Dalam sidang, Iwa ditanya jaksa terkait pengakuan saksi yang menyebut memberikan duit padanya. Namun, Iwa dengan tegas tetap membantah menerima.

Liputan6.com, Bandung Sekretaris Daerah (Sekda) Provinsi Jawa Barat, Iwa Karniwa, membantah keterangan yang diberikan empat saksi dalam sidang kasus suap perizinan proyek Meikarta. Meski telah dikonfrontasi terkait keterangan para saksi tersebut, Iwa tetap membantahnya.

Dalam sidang ini, terdapat empat terdakwa, yakni Direktur Operasional Lippo Group Billy Sindoro, karyawan Lippo Group Henry Jasmen, dan dua konsultan Lippo Group, Fitradjaja Purnama dan Taryudi. Mereka disidangkan di Pengadilan Tipikor Bandung, Rabu (6/2/2019).

Dalam sidang, Iwa ditanya jaksa terkait pengakuan saksi yang menyebut memberikan duit padanya. Namun, Iwa dengan tegas tetap membantah menerima.

Jaksa bertanya, uang diserahkan ke staf Iwa. "Apakah Pak Iwa tidak pernah menerima?" tanya jaksa KPK. Iwa pun membantah.

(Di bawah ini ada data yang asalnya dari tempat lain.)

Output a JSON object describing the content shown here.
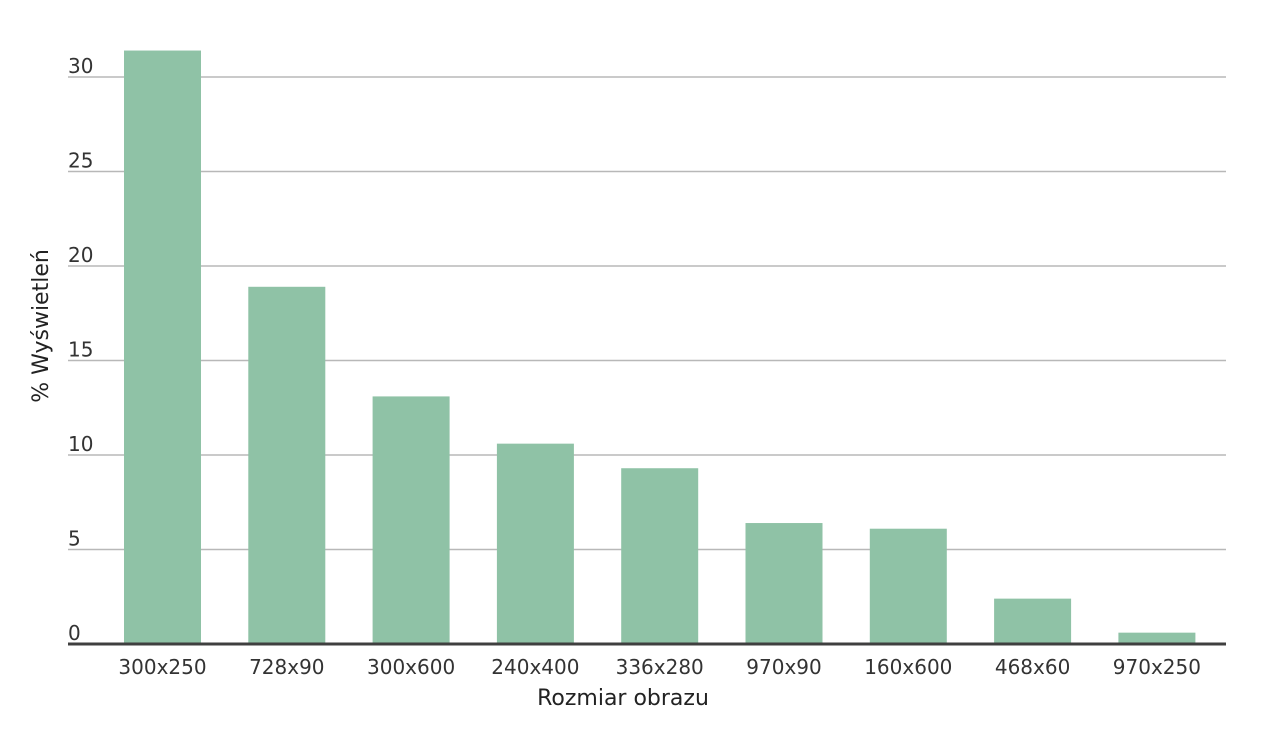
{
  "colors": {
    "bar": "#8fc2a6",
    "grid": "#b8b8b8",
    "baseline": "#3f3f3f",
    "text": "#333333"
  },
  "chart_data": {
    "type": "bar",
    "xlabel": "Rozmiar obrazu",
    "ylabel": "% Wyświetleń",
    "categories": [
      "300x250",
      "728x90",
      "300x600",
      "240x400",
      "336x280",
      "970x90",
      "160x600",
      "468x60",
      "970x250"
    ],
    "values": [
      31.4,
      18.9,
      13.1,
      10.6,
      9.3,
      6.4,
      6.1,
      2.4,
      0.6
    ],
    "yticks": [
      "0",
      "5",
      "10",
      "15",
      "20",
      "25",
      "30"
    ],
    "ylim": [
      0,
      30
    ],
    "grid": true,
    "legend": "none"
  }
}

"Soal banner sesuai keterangan di BAP?" tanya jaksa lagi. "Kami tidak meminta banner, mengasihkan contoh saja tidak. Hanya dapat informasi, tidak tahu dipasang di mana, nilainya berapa. Saya tidak meminta dibuatkan," jawab Iwa.

"Jadi, tidak mengakui semua pemberian?" tanya jaksa. "Tidak," jawab Iwa.

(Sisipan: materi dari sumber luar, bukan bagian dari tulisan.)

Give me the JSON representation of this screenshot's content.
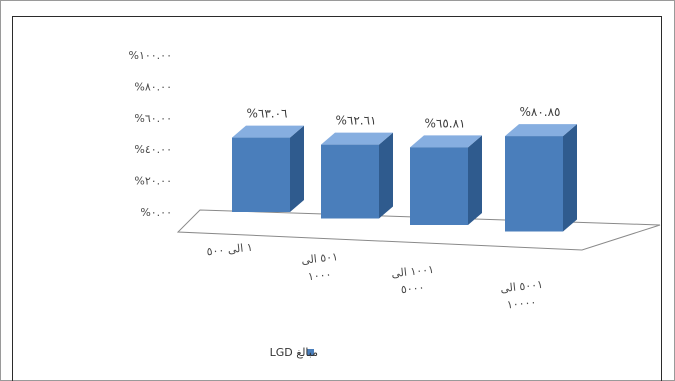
{
  "chart_data": {
    "type": "bar",
    "variant": "3d-column",
    "categories": [
      [
        "١ الى ٥٠٠"
      ],
      [
        "٥٠١ الى",
        "١٠٠٠"
      ],
      [
        "١٠٠١ الى",
        "٥٠٠٠"
      ],
      [
        "٥٠٠١ الى",
        "١٠٠٠٠"
      ]
    ],
    "series": [
      {
        "name": "مبالغ LGD",
        "values": [
          63.06,
          62.61,
          65.81,
          80.85
        ],
        "labels": [
          "%٦٣.٠٦",
          "%٦٢.٦١",
          "%٦٥.٨١",
          "%٨٠.٨٥"
        ]
      }
    ],
    "ylim": [
      0,
      100
    ],
    "yticks": [
      {
        "value": 0,
        "label": "%٠.٠٠"
      },
      {
        "value": 20,
        "label": "%٢٠.٠٠"
      },
      {
        "value": 40,
        "label": "%٤٠.٠٠"
      },
      {
        "value": 60,
        "label": "%٦٠.٠٠"
      },
      {
        "value": 80,
        "label": "%٨٠.٠٠"
      },
      {
        "value": 100,
        "label": "%١٠٠.٠٠"
      }
    ],
    "grid": false,
    "legend_position": "bottom-center",
    "colors": {
      "front": "#4a7ebb",
      "side": "#2f5b8e",
      "top": "#86aee0"
    }
  }
}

Majelis hakim pun akhirnya turut bicara soal penelusuran uang. Hakim tampak berang dengan Iwa yang membantah, meski keterangan saksi lain menyebut Iwa menerima uang.

"Dicatat ya. Ini sudah diberi sumpah semua. Kalau tidak benar akan dipertimbangkan dalam perkara putusan," ujar hakim.

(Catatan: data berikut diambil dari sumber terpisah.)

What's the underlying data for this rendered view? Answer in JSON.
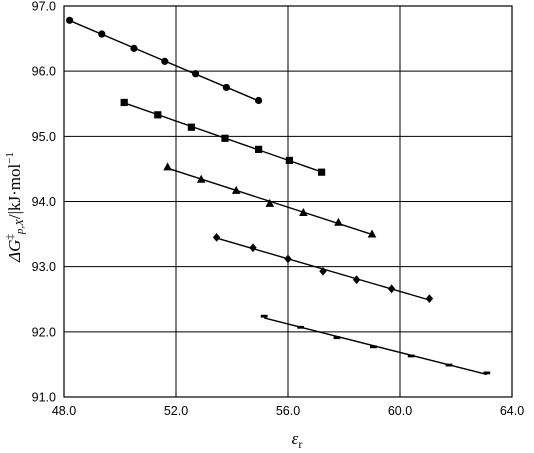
{
  "chart_data": {
    "type": "scatter",
    "xlabel_parts": [
      "ε",
      "r"
    ],
    "ylabel_parts": [
      "ΔG",
      "‡",
      "p,X",
      "/|kJ·mol",
      "−1"
    ],
    "xlim": [
      48.0,
      64.0
    ],
    "ylim": [
      91.0,
      97.0
    ],
    "xticks": [
      48.0,
      52.0,
      56.0,
      60.0,
      64.0
    ],
    "xtick_labels": [
      "48.0",
      "52.0",
      "56.0",
      "60.0",
      "64.0"
    ],
    "yticks": [
      91.0,
      92.0,
      93.0,
      94.0,
      95.0,
      96.0,
      97.0
    ],
    "ytick_labels": [
      "91.0",
      "92.0",
      "93.0",
      "94.0",
      "95.0",
      "96.0",
      "97.0"
    ],
    "grid": true,
    "series": [
      {
        "marker": "circle",
        "x": [
          48.2,
          49.35,
          50.5,
          51.6,
          52.7,
          53.8,
          54.95
        ],
        "y": [
          96.78,
          96.57,
          96.35,
          96.15,
          95.96,
          95.75,
          95.55
        ]
      },
      {
        "marker": "square",
        "x": [
          50.15,
          51.35,
          52.55,
          53.75,
          54.95,
          56.05,
          57.2
        ],
        "y": [
          95.52,
          95.33,
          95.14,
          94.97,
          94.8,
          94.63,
          94.45
        ]
      },
      {
        "marker": "triangle",
        "x": [
          51.7,
          52.9,
          54.15,
          55.35,
          56.55,
          57.8,
          59.0
        ],
        "y": [
          94.53,
          94.34,
          94.17,
          93.97,
          93.83,
          93.68,
          93.5
        ]
      },
      {
        "marker": "diamond",
        "x": [
          53.45,
          54.75,
          56.0,
          57.25,
          58.45,
          59.7,
          61.05
        ],
        "y": [
          93.45,
          93.29,
          93.12,
          92.93,
          92.8,
          92.66,
          92.51
        ]
      },
      {
        "marker": "dash",
        "x": [
          55.15,
          56.45,
          57.75,
          59.05,
          60.4,
          61.75,
          63.1
        ],
        "y": [
          92.24,
          92.07,
          91.91,
          91.77,
          91.63,
          91.49,
          91.37
        ]
      }
    ],
    "trendline_color": "#000000",
    "marker_color": "#000000",
    "grid_color": "#000000"
  }
}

Hakim lalu bertanya kepada para saksi. Salah satunya bertanya kepada Waras soal uang Rp500 juta yang diserahkan Hendry Lincoln ke anggota DPRD Bekasi Sulaeman, lalu dilanjutkan ke Waras.

"Pak Waras, sudah diserahkan yang Rp500 (juta)," kata hakim. Waras pun menjawab, uang tersebut sudah diberikan stafnya, lalu ke staf Iwa.

Kemudian pertanyaan ditujukan kembali pada Iwa soal pernyataan Waras itu. Namun, Iwa tetap berkukuh membantah menerima uang.

"Bagaimana Pak Iwa, tidak menerima?" kata hakim. "Tidak, Pak," jawab Iwa.

"Kalau banner itu siapa?," kata hakim lagi. "Saya tidak tahu," ujar Iwa.

"Masa banner tidak tahu," kata hakim. "Saya tidak meminta dan tidak memberikan contoh," kata Iwa.

Hakim lalu menanyakan kepada Waras soal banner. Waras menyebut sejak pemberian dari Sulaeman, uang itu untuk banner. Begitupun setelah menghubungi Iwa yang meminta langsung dibuatkan banner.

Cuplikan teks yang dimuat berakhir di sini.